Crack the Crises campaigners ‘hand-in’ the #WaveOfHope
Crack the Crises campaigners ‘hand-in’ the #WaveOfHope to the UK government and G7 country embassies ahead of the G7 summit. Image: Anna Gordon / Save the Children

Looking ahead

We welcome the G7 announcements on famine prevention and climate change adaptation, which are two critical issues facing people living in extreme poverty. However, too often these announcements were lacking in detail, transparency, and concrete commitments, which are important so that governments can be held to account.

In the UK, these important initiatives are also undermined by cuts to the UK aid budget. At Concern, we have already seen two of our programmes on health provision and building resilience to climate change forced to close at extremely short notice due to the cuts.

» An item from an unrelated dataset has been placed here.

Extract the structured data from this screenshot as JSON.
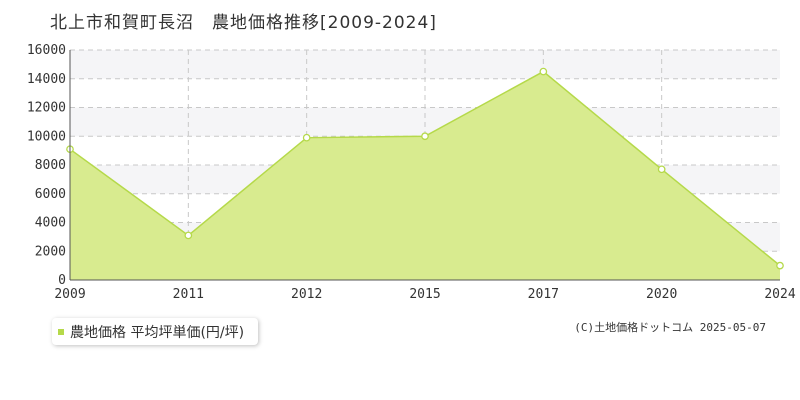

These will have devastating consequences for some of the poorest communities, which bear a disproportionate burden of ill-health, vulnerability, and threat from climate shocks.

In response to the G7, Executive Director of Concern Worldwide UK, Danny Harvey, said:

Danny Harvey, Concern Worldwide (UK) Executive Director.
“Building back better will be impossible unless accompanied by the necessary investments, and placing the needs of the poorest and those most vulnerable to these crises at the heart of all efforts. The G7 has the power to change the world, but only if these world leaders lead by example, starting with a reversal of catastrophic UK aid cuts that are derailing these efforts on the ground."
Danny Harvey - Executive Director, Concern Worldwide (UK)

We will continue to push for a reversal of the aid cuts and for the G7 pledges to result in meaningful action for those living in extreme poverty.